For the first Learnovate Lunchtime Seminar Series of 2014 we sought to answer the interest from members in exploring export potential. The session was a focus on Brazil giving an insight into the complexities and opportunities of the market. Andrew Macrae and Colin McCullagh who have a wealth of experience in partnership building in the Brazilian market delivered the session. They are specifically focused on the Edtech and Learning and Development sectors. Colin is ex Enterprise Ireland and set up the Brazil Office.
The picture that emerged was of a market that is very significant in terms of numbers, and scale. The economy is the 7th largest in the world (GDP 2.25 trillion) comprising 200 million people. While poverty is still a major factor it is a nation on the up with 34 million emerging from the social poverty classes of D and E into the social class C with disposable income, known as the ‘digital middle class’.
The south east of the country is 1st world while the north is not nearly as well developed, however the country is committed to addressing these needs and raising the standards in the north.
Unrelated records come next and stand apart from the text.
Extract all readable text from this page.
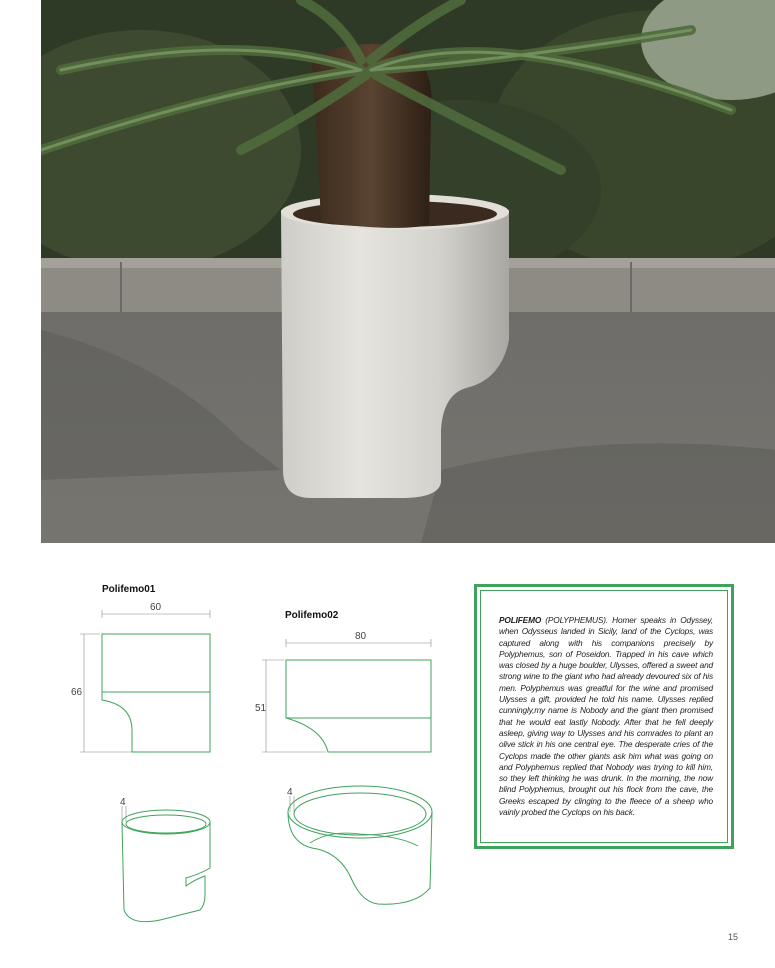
Polifemo01
Polifemo02
60
66
80
51
4
4

POLIFEMO (POLYPHEMUS). Homer speaks in Odyssey, when Odysseus landed in Sicily, land of the Cyclops, was captured along with his companions precisely by Polyphemus, son of Poseidon. Trapped in his cave which was closed by a huge boulder, Ulysses, offered a sweet and strong wine to the giant who had already devoured six of his men. Polyphemus was greatful for the wine and promised Ulysses a gift, provided he told his name. Ulysses replied cunningly,my name is Nobody and the giant then promised that he would eat lastly Nobody. After that he fell deeply asleep, giving way to Ulysses and his comrades to plant an olive stick in his one central eye. The desperate cries of the Cyclops made the other giants ask him what was going on and Polyphemus replied that Nobody was trying to kill him, so they left thinking he was drunk. In the morning, the now blind Polyphemus, brought out his flock from the cave, the Greeks escaped by clinging to the fleece of a sheep who vainly probed the Cyclops on his back.

15
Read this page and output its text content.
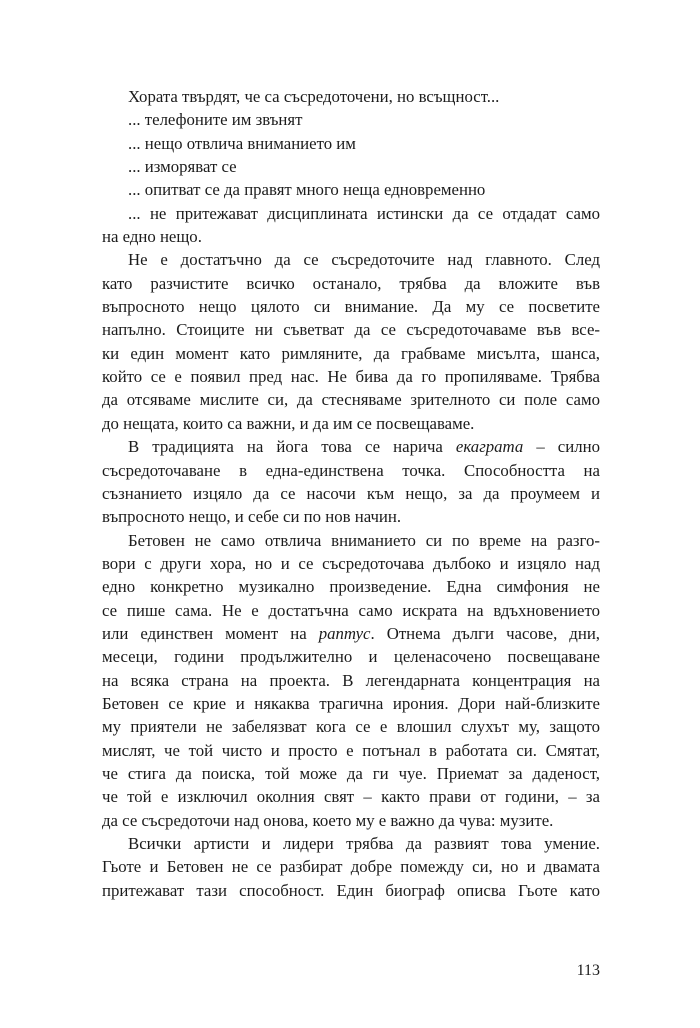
Хората твърдят, че са съсредоточени, но всъщност...
... телефоните им звънят
... нещо отвлича вниманието им
... изморяват се
... опитват се да правят много неща едновременно
... не притежават дисциплината истински да се отдадат само
на едно нещо.
Не е достатъчно да се съсредоточите над главното. След
като разчистите всичко останало, трябва да вложите във
въпросното нещо цялото си внимание. Да му се посветите
напълно. Стоиците ни съветват да се съсредоточаваме във все-
ки един момент като римляните, да грабваме мисълта, шанса,
който се е появил пред нас. Не бива да го пропиляваме. Трябва
да отсяваме мислите си, да стесняваме зрителното си поле само
до нещата, които са важни, и да им се посвещаваме.
В традицията на йога това се нарича екаграта – силно
съсредоточаване в една-единствена точка. Способността на
съзнанието изцяло да се насочи към нещо, за да проумеем и
въпросното нещо, и себе си по нов начин.
Бетовен не само отвлича вниманието си по време на разго-
вори с други хора, но и се съсредоточава дълбоко и изцяло над
едно конкретно музикално произведение. Една симфония не
се пише сама. Не е достатъчна само искрата на вдъхновението
или единствен момент на раптус. Отнема дълги часове, дни,
месеци, години продължително и целенасочено посвещаване
на всяка страна на проекта. В легендарната концентрация на
Бетовен се крие и някаква трагична ирония. Дори най-близките
му приятели не забелязват кога се е влошил слухът му, защото
мислят, че той чисто и просто е потънал в работата си. Смятат,
че стига да поиска, той може да ги чуе. Приемат за даденост,
че той е изключил околния свят – както прави от години, – за
да се съсредоточи над онова, което му е важно да чува: музите.
Всички артисти и лидери трябва да развият това умение.
Гьоте и Бетовен не се разбират добре помежду си, но и двамата
притежават тази способност. Един биограф описва Гьоте като
113
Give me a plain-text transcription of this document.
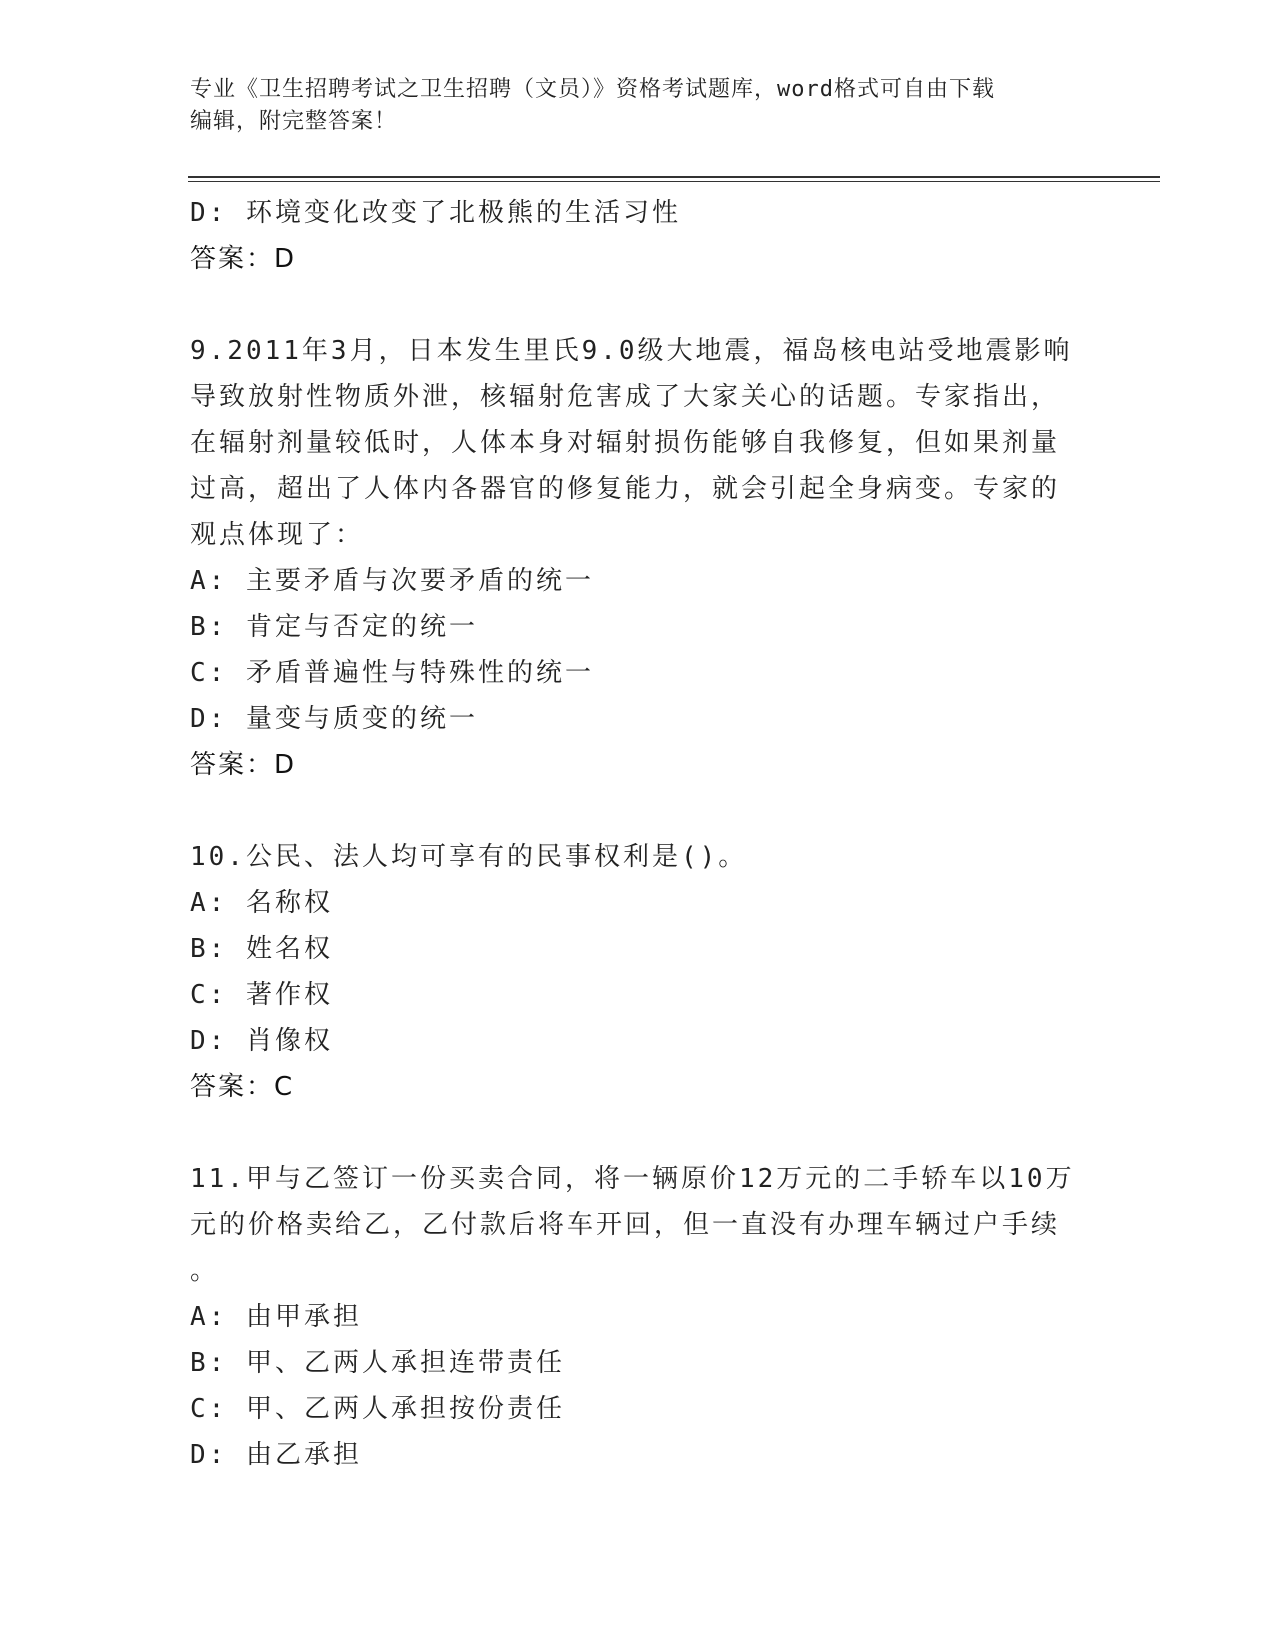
专业《卫生招聘考试之卫生招聘（文员）》资格考试题库，word格式可自由下载
编辑，附完整答案！
D: 环境变化改变了北极熊的生活习性
答案：D
9.2011年3月，日本发生里氏9.0级大地震，福岛核电站受地震影响
导致放射性物质外泄，核辐射危害成了大家关心的话题。专家指出，
在辐射剂量较低时，人体本身对辐射损伤能够自我修复，但如果剂量
过高，超出了人体内各器官的修复能力，就会引起全身病变。专家的
观点体现了：
A: 主要矛盾与次要矛盾的统一
B: 肯定与否定的统一
C: 矛盾普遍性与特殊性的统一
D: 量变与质变的统一
答案：D
10.公民、法人均可享有的民事权利是()。
A: 名称权
B: 姓名权
C: 著作权
D: 肖像权
答案：C
11.甲与乙签订一份买卖合同，将一辆原价12万元的二手轿车以10万
元的价格卖给乙，乙付款后将车开回，但一直没有办理车辆过户手续
。
A: 由甲承担
B: 甲、乙两人承担连带责任
C: 甲、乙两人承担按份责任
D: 由乙承担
The general Brazilian attitude to business was portrayed as “what can be done in Brazil, must be done in Brazil” and was reinforced by the speakers’ direction to seek a Brazilian partner if you wish to do business there. In relation to decision-making, and specifically with public funded projects, the Brazilians are very thorough in ensuring they are getting the best value in terms of suitability for purpose and investment. The population is social by nature and is the largest facebook population outside the US. While PC/tablet access is emerging most appear to have mobile phone access.
In relation to K12 and higher education there are different responsibilities. Responsibility for Primary education lies with the Mayor at town level while Secondary is at state level. This means testing a product might be easier at Primary level but the logistics of selling into it are hard, and vice versa in Secondary. There are thousands of private schools and more emerging, including consumer education where children learn English after school in the same way a child might play football after school here.
The Higher Ed level is served by public and private colleges. The public is often seen as providing the better education, with Government keeping a watching brief on standards and the power to remove licences when required.
Corporate learning has massive scale by comparison with Ireland and the vastness of the country only adds to the opportunities. The current appetite for learning and development has seen initiatives such as renting out cinemas on Tuesday evenings to deliver training. Brazil is committed to growth through the development of a smart workforce and as such is investing. The trend has been to use European rather than US models as benchmarks however, as one member pointed out, localization can go further than language with cultural differences needed to be addressed.
The sum up was that this is not a market that will be easy to access and will require a committed effort. The general consensus from the speakers and members with experience was that a partner is necessary. The upside is that it is a vast market and success has real potential of delivering scale business to those who succeed.